# coaxial cable for Sub



## DIYHT1 (Oct 29, 2007)

has anybody use a coaxial cable to connect a sub.? is there a big difference in sound if use coax vs rca?


----------



## drdoan (Aug 30, 2006)

there is a difference in the way each propagates the signal, tho, it will work. Since RCA cables are so cheap and readily available, why are you wanting to use coax? Dennis


----------



## Kal Rubinson (Aug 3, 2006)

DIYHT1 said:


> has anybody use a coaxial cable to connect a sub.? is there a big difference in sound if use coax vs rca?

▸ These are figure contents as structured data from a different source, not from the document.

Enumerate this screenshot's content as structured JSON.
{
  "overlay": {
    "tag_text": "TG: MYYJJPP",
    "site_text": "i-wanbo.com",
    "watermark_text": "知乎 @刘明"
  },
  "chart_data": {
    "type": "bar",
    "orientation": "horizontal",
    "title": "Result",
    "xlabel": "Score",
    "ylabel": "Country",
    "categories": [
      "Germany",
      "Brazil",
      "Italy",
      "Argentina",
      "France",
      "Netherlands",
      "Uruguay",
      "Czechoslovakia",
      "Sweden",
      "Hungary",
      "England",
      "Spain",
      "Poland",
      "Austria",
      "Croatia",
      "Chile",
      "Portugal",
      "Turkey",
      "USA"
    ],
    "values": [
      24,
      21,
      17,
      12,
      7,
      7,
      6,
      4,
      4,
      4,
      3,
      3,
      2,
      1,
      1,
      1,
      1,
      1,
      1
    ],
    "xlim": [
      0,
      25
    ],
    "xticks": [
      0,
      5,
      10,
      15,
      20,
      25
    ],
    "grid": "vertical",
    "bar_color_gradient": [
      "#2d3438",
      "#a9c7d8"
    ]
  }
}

Is it hotter in the summer than it is in the city?:daydream:

RCA is a connector which can terminate coaxial or other cables. In fact, most RCA-terminated audio cables are coaxial. In other words, the answers to your two questions are "yes" and "no."

Kal


----------



## DIYHT1 (Oct 29, 2007)

I'm using it for location....I planned to have the sub on the back of the room and for that I have a monster cable for the sub, but if that doesn't work , I left the coax cable next to the screen to place the sub in front along the screen. I've read somewhere here that subs are better place in front that rear, what's your take on locations for subs?


----------



## Mike P. (Apr 6, 2007)

Experimenting with sub placement will determine the best location for a specific room. What works in one room may not work in another room.


----------



## tonyvdb (Sep 5, 2007)

for ease of connectivity placing the sub near the equipment is best as you don't have to deal with long runs of cable and the possibility of introducing noise over the cable.
But as has already been said it depends on your room layout as to what will work best. Corners tend to give the best result.


----------